Tabii ki uçuşlara katılan teknisyen arkadaşların da kılık kıyafet, hal ve tavırlarına son derece dikkat etmeleri gerekir. Çünkü onlar uçuş görevlerinde sadece kendilerini değil, tüm tekniği temsil ediyorlar.
İkinci sorun ise çok önemli. Adil uçuş görevi… Genelde uçuşa gidecek kişiler bizim zamanımızda vardiya şefi tarafından belirlenir ve göreve yollanırdı. Tabii ki bu sistemde haksızlıklar çok olurdu. Düşünsenize devamlı aynı teknisyenler uçuşa giderken diğerleri hiç gidemiyor veya çok az gidiyorlar.
Bunun da önüne geçmiş ve ÇANAK sistemi uygulamıştık. Uçuşa giden arkadaşımız uçuşa gittiğinde onun yerine bir başkası hangarda veya apronda ter döküyorken birinin uçuş ücreti alıp diğerinin hep hangarda bırakılması yanlış oluyordu.
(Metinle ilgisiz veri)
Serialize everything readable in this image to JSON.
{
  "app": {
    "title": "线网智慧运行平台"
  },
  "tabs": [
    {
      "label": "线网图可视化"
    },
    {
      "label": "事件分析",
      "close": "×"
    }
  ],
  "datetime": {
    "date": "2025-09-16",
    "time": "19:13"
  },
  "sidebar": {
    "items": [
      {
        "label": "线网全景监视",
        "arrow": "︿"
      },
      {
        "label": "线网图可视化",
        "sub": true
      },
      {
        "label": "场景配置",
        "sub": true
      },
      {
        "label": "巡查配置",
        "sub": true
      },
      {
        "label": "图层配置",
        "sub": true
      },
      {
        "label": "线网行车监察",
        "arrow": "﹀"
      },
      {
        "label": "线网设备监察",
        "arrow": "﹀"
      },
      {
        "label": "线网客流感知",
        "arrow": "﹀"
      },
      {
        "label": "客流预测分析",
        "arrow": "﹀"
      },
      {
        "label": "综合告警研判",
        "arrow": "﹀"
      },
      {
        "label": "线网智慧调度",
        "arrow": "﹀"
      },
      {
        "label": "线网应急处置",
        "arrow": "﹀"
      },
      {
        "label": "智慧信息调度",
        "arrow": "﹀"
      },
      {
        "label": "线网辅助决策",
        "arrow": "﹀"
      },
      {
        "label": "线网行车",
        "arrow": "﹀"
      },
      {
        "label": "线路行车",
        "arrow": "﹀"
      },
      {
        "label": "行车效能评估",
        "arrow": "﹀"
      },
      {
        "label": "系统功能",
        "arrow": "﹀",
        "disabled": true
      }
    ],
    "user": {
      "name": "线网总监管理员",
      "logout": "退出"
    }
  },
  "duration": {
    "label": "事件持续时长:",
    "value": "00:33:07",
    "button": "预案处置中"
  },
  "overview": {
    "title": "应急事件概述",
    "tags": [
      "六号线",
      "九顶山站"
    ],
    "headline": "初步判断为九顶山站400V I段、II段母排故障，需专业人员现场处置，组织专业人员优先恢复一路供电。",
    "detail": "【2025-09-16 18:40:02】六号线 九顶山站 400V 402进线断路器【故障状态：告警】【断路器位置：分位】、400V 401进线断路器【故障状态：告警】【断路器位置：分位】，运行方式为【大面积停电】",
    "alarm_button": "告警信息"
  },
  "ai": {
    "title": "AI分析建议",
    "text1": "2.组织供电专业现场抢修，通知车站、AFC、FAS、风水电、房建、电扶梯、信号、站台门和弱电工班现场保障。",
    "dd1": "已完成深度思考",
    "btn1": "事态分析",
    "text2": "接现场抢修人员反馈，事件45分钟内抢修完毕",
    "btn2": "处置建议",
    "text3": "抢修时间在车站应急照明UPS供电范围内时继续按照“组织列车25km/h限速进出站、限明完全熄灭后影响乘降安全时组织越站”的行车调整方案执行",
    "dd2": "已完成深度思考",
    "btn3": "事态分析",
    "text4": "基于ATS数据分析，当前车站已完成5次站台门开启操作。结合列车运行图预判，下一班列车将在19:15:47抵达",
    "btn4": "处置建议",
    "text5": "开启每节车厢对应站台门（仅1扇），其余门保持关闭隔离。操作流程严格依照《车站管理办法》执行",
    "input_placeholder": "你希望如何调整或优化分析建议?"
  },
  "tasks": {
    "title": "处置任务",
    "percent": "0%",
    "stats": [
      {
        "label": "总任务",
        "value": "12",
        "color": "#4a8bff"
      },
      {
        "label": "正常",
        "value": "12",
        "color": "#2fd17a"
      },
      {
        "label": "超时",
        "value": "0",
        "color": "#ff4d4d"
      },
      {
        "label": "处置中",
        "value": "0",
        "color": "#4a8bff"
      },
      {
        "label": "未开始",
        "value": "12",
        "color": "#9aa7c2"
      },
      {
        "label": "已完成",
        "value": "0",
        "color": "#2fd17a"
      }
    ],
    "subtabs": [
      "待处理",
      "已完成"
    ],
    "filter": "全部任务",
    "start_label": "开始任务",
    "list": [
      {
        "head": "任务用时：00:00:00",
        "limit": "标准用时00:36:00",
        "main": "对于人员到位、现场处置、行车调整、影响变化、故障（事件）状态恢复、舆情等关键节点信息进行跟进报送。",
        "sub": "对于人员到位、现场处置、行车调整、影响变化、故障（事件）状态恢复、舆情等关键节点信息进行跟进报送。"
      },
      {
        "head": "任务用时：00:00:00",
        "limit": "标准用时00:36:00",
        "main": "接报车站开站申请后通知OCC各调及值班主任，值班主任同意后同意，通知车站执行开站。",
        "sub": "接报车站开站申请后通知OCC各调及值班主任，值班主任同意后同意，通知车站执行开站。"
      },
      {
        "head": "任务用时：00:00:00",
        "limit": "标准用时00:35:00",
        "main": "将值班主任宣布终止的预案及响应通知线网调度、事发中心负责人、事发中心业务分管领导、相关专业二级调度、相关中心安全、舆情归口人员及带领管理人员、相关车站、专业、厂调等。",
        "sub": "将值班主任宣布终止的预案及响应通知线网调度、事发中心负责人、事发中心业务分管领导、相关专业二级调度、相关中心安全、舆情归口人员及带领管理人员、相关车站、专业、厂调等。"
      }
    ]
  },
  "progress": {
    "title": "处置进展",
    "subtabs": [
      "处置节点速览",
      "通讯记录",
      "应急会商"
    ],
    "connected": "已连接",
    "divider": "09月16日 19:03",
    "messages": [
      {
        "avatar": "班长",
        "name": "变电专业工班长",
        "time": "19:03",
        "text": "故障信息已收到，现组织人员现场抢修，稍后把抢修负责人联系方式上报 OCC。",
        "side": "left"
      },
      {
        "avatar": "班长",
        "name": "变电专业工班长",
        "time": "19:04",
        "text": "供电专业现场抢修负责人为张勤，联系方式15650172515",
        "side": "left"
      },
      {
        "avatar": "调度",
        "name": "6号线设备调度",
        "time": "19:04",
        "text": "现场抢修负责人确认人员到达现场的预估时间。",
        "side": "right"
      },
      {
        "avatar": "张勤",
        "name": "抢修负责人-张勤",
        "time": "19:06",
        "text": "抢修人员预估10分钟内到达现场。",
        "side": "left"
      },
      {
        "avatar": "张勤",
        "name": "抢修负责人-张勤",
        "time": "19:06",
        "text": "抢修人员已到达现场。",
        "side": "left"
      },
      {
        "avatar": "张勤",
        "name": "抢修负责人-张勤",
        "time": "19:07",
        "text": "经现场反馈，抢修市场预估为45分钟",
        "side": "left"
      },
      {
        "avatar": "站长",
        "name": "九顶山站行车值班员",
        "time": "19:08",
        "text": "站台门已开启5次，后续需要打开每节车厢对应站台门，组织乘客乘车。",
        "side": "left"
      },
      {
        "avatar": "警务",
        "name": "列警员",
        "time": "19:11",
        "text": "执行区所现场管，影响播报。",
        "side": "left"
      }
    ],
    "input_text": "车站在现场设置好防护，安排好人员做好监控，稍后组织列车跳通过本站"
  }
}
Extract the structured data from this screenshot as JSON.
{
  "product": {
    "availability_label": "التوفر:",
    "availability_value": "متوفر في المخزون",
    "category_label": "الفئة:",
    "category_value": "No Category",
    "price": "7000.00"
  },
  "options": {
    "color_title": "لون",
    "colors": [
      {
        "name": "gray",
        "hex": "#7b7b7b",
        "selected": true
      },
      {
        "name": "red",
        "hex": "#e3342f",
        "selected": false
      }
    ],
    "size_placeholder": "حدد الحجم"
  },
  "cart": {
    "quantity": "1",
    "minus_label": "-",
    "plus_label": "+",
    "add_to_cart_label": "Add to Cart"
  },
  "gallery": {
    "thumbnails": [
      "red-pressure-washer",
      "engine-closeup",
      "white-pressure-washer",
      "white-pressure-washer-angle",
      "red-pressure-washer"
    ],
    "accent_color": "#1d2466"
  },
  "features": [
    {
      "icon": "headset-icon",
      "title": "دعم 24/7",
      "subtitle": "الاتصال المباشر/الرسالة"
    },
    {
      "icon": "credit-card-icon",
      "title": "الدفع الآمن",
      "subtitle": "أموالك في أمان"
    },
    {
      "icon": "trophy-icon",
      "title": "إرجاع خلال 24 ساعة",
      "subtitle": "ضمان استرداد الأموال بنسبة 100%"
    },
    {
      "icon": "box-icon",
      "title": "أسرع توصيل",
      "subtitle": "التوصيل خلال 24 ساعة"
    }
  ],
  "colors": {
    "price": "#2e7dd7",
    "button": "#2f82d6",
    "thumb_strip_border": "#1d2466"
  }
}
Bu işin çözümü o vardiyadaki uçucu teknisyen olarak her an göreve gidebilecek olanlar belli olduğundan, uçuş ücreti alan teknisyenler bunu bir çanak sistemi doğrultusunda uçuş ücretleri yattığında paylaşırlardı.
Kısaca vardiya şefi veya müdürünün torpilli yaklaşımını engellemenin yanı sıra kimsenin hakkını yedirmemeye dikkat ederdik.
NOT/ Henüz sendika yönetiminden ses seda çıkmayınca bende bu haftayı tekniğin uçuş ekiplerindeki haksızlığa değinmeye ayırmayı düşündüm. Umarım faydalı olur.